Spaniards used to call a 500-euro banknote a Bin Laden because most people claimed never to have seen one. Despite calls for such bills to pulled out of circulation to discourage money-laundering, Bin Ladens still abound in Spain, albeit in increasingly dwindling numbers since a booming economy built on bricks and mortar started to unravel five years ago.

According to figures released Wednesday by the Bank of Spain, the number of 500-euro banknotes in circulation in the country amounted to 85.5 million, equivalent to 42.754 billion euros, the lowest figure since August 2005. That figure was down 13.7 percent from the same month a year earlier and down 26.7 percent on 2007.

Experts estimate that the size of the black economy in Spain could amount to up to 25 percent of GDP, explaining the need for such extraordinarily large amounts of a denomination that is virtually useless for day-to-day transactions. The value of all euro banknotes in circulation in July was 60.759 billion euros, meaning that Bin Ladens accounted for over 70 percent of the total.

That could indicate that the government’s attempts to crack down on tax fraud and money-laundering are starting to have some effect, with fewer transactions designed to escape the attention of the taxman, or quite simply the fact that with the country now in its second recession in four years, the pace of both official and unofficial economic activity has slowed dramatically from the boom years in the mid-2000s when Spain was posting annual growth rates of over three percent. A 2012 law bans cash purchases in excess of 2,500 euros.
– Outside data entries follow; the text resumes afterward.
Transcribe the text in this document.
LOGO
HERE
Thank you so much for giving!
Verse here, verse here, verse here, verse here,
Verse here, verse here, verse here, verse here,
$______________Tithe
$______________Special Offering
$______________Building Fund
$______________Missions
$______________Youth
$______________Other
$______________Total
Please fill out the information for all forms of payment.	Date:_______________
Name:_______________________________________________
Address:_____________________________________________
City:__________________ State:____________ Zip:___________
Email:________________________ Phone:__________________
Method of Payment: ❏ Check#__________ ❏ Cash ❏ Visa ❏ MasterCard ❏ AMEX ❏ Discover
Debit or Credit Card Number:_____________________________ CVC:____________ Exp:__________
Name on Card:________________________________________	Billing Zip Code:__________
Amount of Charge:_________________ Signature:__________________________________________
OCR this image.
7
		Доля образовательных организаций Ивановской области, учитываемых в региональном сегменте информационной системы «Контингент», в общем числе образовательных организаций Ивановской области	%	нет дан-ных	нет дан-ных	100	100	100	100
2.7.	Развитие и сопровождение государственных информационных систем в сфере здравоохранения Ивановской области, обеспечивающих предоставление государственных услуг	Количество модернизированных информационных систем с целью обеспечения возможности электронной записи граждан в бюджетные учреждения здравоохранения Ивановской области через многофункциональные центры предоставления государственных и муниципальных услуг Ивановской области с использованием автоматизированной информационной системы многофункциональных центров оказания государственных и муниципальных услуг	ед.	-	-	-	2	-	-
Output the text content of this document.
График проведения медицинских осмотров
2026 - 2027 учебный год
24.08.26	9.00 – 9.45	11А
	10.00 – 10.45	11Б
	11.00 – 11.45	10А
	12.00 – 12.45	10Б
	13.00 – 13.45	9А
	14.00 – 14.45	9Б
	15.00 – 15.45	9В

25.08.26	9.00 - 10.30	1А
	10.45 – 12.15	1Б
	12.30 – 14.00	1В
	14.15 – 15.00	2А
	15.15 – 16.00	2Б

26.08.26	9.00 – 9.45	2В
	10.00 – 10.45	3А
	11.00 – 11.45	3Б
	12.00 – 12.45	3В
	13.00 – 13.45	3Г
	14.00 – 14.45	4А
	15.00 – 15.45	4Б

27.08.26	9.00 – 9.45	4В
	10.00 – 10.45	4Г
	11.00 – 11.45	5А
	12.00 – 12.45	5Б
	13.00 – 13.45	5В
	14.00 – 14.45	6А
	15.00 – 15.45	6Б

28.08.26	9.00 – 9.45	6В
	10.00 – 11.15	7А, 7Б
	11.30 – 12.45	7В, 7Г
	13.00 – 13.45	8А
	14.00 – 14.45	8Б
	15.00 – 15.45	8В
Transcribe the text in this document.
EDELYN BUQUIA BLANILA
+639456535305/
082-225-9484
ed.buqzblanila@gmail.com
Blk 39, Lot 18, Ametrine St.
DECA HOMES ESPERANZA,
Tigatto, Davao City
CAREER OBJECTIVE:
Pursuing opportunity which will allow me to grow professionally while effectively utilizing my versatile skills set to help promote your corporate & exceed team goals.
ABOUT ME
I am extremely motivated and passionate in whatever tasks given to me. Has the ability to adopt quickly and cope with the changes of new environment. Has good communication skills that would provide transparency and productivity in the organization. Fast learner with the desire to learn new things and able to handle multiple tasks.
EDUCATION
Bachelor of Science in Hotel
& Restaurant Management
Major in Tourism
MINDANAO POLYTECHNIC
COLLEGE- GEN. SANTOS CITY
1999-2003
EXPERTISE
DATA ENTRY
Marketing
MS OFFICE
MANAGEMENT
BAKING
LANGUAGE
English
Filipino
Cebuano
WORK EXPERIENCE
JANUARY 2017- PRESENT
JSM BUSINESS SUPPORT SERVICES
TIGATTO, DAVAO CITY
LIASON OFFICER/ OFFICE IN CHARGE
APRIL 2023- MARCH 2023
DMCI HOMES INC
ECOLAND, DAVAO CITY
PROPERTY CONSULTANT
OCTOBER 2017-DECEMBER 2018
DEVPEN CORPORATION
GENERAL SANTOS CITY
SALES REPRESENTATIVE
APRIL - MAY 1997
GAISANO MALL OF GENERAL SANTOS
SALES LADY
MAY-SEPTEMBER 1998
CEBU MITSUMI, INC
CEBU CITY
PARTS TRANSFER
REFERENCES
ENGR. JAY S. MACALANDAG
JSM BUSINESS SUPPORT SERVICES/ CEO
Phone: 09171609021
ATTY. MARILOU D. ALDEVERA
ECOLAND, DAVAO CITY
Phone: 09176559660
The number of 200-euro banknotes in circulation declined slightly in July from a year earlier to 13.83 million, equivalent to 2.767 billion euros, the lowest amount since February 2002. The number of 100-euro bills came to 31.45 million, the lowest level since the banknotes of the single-currency zone were introduced at the start of 2002, while the number of 50-euro notes hit a record 84.18 million.